In the story, he builds and establishes this Temple-World, and then creates and ordains two priests–Adam and Eve–to be his representatives in this temple to care for it and work in it faithfully. In the ancient world, temples were usually placed in the midst of large and beautiful gardens which acted as extensions of the temple itself; to care for the garden was to care for the temple, and to make the garden larger was to expand the scope and size of the temple.
This helps us make sense of God’s original call to his primal humans to have dominion over this world that God had made and to continue to “subdue it”. In essence, he was telling them to care for and cultivate this Garden-World and to expand it to expand the reign and harmony of his Temple-World.
But that did not happen. According to the story, people misused this garden for themselves. They were living in the temple of God and took one of the items in this temple that was meant only for God (the knowledge of good and evil) and tasted this sacred object for themselves. They tried to become the god of the temple in which they were supposed to be priests. They upended the harmonious order and usurped their right as priests in this temple and so were expelled.
But that’s not the end of the story. Even then, God moves toward his creatures and creation in the midst of this “Fall”, declaring that he will take the responsibility in initiating the plan to make things right. In those first moments of shame, embarrassment, and “nakedness”, God moves into the human story and not away from it.
And in the Coming of Jesus that we celebrate this season, we see the fulfillment of this plan of restoration. We see a God who sees how we have failed our original care-taking function and ordination as his creatures and he comes into our reality and lives this out for us, caring for his creatures and creation in the way that he has intended humanity to do.
But this goes much farther than some simplistic idea of ” Christian environmentalism” that many others take from this part of the story. Jesus shows us that “care-taking” of his world and his creatures is first and foremost a matter of justice and restoration.
In his Advent, Jesus does lots of miracles, but his miracles are particular in nature and function. None of his miracles are weird. You have no lasers coming out of people’s eyes, no shape-shifting, no invisibility, etc. What you have is a God that comes and ushers in the future world to come and brings it into the present.
In other words, all of his miracles are restoring things to the way they will be and are intended to be; they are acts of justice. People were not meant to be blind, or die, or go hungry, or be handicapped, or be sick. And so he ushers in this future reality into the present by healing these things. The future world begins with a wedding feast with much wine, and so his messianic mission begins with turning water to wine at a wedding feast.
In the book of John, Jesus is described as “tabernacling” among us. In other words, he is like the temple of God now dwelling with us. And so, wherever he was, he was both that Temple in the Garden of this world and it’s Priest, subduing the world and bringing about the flourishing that existed inside this “temple” and letting us in the Garden-World taste of this fruit in a way that brought justice, healing, and restoration. He ultimately dies on a “tree of life” in response to our tasting of “the tree of the knowledge of good and evil”.

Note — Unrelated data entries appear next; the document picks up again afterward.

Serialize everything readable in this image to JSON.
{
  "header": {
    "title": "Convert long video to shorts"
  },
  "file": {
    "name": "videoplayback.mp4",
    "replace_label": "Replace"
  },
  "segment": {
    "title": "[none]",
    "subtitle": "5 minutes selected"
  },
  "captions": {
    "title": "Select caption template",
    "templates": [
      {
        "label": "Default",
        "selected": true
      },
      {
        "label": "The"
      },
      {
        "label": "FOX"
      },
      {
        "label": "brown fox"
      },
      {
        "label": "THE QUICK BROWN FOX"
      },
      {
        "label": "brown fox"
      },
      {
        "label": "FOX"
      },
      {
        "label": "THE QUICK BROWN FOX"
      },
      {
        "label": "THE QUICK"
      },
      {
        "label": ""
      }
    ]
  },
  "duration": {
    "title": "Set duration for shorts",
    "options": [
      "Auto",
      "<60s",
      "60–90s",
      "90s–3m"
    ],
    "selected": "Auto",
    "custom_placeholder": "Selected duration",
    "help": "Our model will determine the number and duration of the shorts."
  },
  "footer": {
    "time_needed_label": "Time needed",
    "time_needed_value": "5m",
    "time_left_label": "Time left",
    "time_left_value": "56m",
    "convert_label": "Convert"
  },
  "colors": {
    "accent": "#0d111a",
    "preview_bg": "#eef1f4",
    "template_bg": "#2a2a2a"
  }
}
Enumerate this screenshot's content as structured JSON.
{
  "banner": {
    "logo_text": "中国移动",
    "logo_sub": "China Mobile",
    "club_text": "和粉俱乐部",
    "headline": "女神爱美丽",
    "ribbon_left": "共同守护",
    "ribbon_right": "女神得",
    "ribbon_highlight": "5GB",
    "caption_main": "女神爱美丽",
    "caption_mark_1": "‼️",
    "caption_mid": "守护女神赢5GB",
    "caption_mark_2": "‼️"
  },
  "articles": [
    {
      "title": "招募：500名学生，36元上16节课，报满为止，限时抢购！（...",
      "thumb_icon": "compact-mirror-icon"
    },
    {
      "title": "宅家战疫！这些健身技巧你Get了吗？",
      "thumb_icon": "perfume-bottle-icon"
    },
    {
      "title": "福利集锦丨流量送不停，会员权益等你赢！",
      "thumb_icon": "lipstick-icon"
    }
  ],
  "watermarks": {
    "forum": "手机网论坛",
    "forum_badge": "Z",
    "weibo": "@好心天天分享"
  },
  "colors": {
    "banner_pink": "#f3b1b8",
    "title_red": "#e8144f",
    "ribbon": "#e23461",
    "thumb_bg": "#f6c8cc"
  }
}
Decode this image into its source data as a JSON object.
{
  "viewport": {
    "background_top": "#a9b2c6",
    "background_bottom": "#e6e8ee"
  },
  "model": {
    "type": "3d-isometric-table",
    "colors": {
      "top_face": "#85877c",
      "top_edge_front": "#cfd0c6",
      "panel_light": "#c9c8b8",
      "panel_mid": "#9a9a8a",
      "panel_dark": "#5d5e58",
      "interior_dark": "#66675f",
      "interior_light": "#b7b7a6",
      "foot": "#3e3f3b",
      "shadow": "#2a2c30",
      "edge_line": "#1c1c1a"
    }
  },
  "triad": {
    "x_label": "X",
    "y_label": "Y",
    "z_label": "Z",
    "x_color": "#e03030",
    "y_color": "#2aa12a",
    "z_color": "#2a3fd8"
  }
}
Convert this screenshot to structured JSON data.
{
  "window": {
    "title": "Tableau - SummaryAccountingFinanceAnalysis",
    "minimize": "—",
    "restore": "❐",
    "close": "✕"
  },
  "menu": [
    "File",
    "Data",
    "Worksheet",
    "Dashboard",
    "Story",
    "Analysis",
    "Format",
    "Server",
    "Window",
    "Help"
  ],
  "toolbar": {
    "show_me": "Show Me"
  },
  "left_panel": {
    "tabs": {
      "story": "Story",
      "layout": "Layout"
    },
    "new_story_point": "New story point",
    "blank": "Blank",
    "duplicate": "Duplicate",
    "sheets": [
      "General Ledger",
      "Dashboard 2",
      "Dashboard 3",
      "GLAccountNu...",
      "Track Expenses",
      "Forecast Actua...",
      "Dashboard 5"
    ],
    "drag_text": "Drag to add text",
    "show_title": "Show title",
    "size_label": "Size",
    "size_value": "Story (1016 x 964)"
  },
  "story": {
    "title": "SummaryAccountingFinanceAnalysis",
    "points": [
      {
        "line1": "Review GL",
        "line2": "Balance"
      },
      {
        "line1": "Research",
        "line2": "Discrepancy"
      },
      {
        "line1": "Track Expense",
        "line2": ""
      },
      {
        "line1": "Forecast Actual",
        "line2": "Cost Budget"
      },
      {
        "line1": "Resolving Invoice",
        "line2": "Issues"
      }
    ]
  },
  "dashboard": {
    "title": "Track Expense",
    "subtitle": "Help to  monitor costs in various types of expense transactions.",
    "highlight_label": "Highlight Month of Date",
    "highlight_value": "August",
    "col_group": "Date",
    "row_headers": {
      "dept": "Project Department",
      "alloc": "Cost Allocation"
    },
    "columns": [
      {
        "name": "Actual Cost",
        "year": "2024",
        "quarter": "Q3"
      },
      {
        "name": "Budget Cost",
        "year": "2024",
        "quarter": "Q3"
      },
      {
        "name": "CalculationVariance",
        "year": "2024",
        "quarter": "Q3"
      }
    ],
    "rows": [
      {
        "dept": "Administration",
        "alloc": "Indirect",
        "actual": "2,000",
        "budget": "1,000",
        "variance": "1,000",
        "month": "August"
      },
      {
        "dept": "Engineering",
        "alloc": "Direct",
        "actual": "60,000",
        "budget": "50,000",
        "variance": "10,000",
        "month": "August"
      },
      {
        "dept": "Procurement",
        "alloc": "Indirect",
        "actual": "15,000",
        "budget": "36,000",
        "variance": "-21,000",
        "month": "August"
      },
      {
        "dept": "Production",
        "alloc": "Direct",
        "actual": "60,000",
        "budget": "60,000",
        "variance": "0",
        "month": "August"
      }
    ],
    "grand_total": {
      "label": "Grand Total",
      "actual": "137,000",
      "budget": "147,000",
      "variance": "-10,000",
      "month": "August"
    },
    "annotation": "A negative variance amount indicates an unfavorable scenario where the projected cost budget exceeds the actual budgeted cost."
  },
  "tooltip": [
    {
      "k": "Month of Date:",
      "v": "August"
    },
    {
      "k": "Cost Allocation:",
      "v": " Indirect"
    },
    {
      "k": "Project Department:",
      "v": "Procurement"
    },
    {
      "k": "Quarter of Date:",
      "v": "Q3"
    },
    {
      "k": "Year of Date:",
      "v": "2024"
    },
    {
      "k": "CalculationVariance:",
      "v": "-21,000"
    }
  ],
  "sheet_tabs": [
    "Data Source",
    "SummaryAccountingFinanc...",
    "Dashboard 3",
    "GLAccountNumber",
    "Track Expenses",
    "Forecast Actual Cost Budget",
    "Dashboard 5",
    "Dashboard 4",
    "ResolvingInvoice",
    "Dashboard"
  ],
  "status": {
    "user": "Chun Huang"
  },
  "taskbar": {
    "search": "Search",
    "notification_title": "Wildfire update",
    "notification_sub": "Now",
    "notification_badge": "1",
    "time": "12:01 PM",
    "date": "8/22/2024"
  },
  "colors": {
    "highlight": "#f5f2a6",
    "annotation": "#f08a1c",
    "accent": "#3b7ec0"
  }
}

Advent shows us that life as we live it now is not necessarily “natural”, and what Jesus did on earth was not necessarily “super-natural”. What Jesus did was inhabit the world, taking on our function to expand the way things were “naturally” supposed to be. The Advent teaches us that much of our lives are lived “sub-naturally” and in Jesus is found true, “natural” living. True human and creational flourishing and life.
And so, may we see this God as the One who has come as our temple, our priest, our gardener, and has come in our stead to bring about a world woven with justice, equity, care, and worship. The way of Nature and the way of Grace may not be so far off from each other.